Since 2004 (Malaysia’s Olympic archery debut), and including Khairul’s London run, twice a Malaysian man has been one win off a medal match.
Target: Top four – men
Mongolia
Athletes: Gantugs Jantsan (man)
Olympic record: 0 medals
Intel: Olympics number two for Jantsan, who seeded high in London (19th), then lost in the first round. He’s the oldest archer on the Rio 2016 field.
Target: Top 16 – men
Myanmar
Athletes: Htwe San Yu (woman)
Olympic record: 0 medals
Intel: A nation that’s had an archer in every Olympics since 2000 – and an archer that’s shot internationally since 2005, though not at a Games.
Myanmar’s Myo Aung Nay upset ninth seed Romain Girouille in London in 2012, and made it to the third round.
Target: Third round – women
Nepal
Athletes: Jitbahadur Muktan (man)
Olympic record: 0 medals
Intel: The first Olympic archery experience for the nation of Nepal, as Muktan travels to Brazil as part of a seven-athlete squad after receiving a Tripartite invitation.

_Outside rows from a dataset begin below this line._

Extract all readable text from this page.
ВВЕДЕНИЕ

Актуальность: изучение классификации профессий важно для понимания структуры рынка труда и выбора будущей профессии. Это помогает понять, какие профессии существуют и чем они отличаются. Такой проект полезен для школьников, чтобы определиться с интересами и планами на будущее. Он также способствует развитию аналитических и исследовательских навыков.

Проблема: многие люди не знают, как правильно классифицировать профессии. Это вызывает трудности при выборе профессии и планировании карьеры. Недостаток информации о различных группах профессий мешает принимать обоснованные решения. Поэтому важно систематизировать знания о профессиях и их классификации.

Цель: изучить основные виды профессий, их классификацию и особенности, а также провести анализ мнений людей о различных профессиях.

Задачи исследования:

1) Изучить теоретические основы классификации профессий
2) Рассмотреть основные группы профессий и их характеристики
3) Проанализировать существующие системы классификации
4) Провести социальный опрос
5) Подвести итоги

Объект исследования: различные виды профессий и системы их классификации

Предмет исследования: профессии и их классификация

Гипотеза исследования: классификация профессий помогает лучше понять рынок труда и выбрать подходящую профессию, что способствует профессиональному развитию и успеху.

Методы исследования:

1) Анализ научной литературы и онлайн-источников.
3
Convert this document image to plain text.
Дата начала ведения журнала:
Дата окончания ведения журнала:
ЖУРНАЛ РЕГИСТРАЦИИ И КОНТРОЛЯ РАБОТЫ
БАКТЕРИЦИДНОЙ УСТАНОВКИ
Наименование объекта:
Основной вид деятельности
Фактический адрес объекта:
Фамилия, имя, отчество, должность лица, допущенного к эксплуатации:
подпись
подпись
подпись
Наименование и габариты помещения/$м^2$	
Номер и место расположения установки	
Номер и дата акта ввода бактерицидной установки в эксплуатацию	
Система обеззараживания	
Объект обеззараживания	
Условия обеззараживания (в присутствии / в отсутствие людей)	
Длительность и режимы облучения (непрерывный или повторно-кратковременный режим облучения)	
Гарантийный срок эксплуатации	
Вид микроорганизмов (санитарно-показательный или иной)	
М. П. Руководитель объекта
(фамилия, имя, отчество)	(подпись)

He has two top-20 finishes at Asian Games on his record, in 2010 and 2014 – and posted 642 in qualifying at the Asian Championships.
Target: 630+ on ranking round
DPR Korea
Athletes: Kang Un Ju (woman)
Olympic record: 0 medals
Intel: Kang Un Ju has big shoes to fill. DPR Korea’s recurve women have had success at Olympics, almost climbing the podium twice in recent memory.
In 2000, Ok Sil Choe finished fourth, losing the bronze final to Kim Soo-Nyung. Eight years later, in Beijing, Kwon Un-sil was short in the 3-4 place match, as well, losing to Yun Ok-Hee.
(The latter knocked out both Aida Roman and Mariana Avitia, both from Mexico, in Beijing. Roman and Avitia would both climb the podium in London, four years later.)
Target: One medal
Thailand
Athletes: Witthaya Thamwong (man)
Olympic record: 0 medals
Intel: A second chance at the Games for Thamwong, who lost in the first round at London 2012. He remains Thailand’s only Olympian archer since the quota system was brought in.
Target: Second round – men
Chinese Taipei
Athletes: Lin Shih-Chia, Tan Ya-Ting, Le Chien-Ying (women); Kao Hao-Wen, Wei Chun-Heng, Yu Guan-Lin (men)
Olympic record: 2 medals – 1 silver, 1 bronze
Intel: The Chinese Taipei men’s team is a new line-up, when compared to London 2012. The women’s squad, though, is exactly the same.
One of the enigmas of international archery over the past few years, Tan Ya-Ting, Lin Shih-Chia and Le Chien-Ying have flashed brilliance. Between them, four years ago, they won four matches – with Tan Ya Ting making the last 16.
If all breaks right in Rio, all three could go further than that.
Chinese Taipei has two previous Olympic medals, both from Athens 2004 – where the nation’s men’s and women’s teams climbed the podium. The men took silver, the women bronze.
Target: One medal
The archery competition at the Rio 2016 Olympic Games starts on the 5 August in the Sambodromo.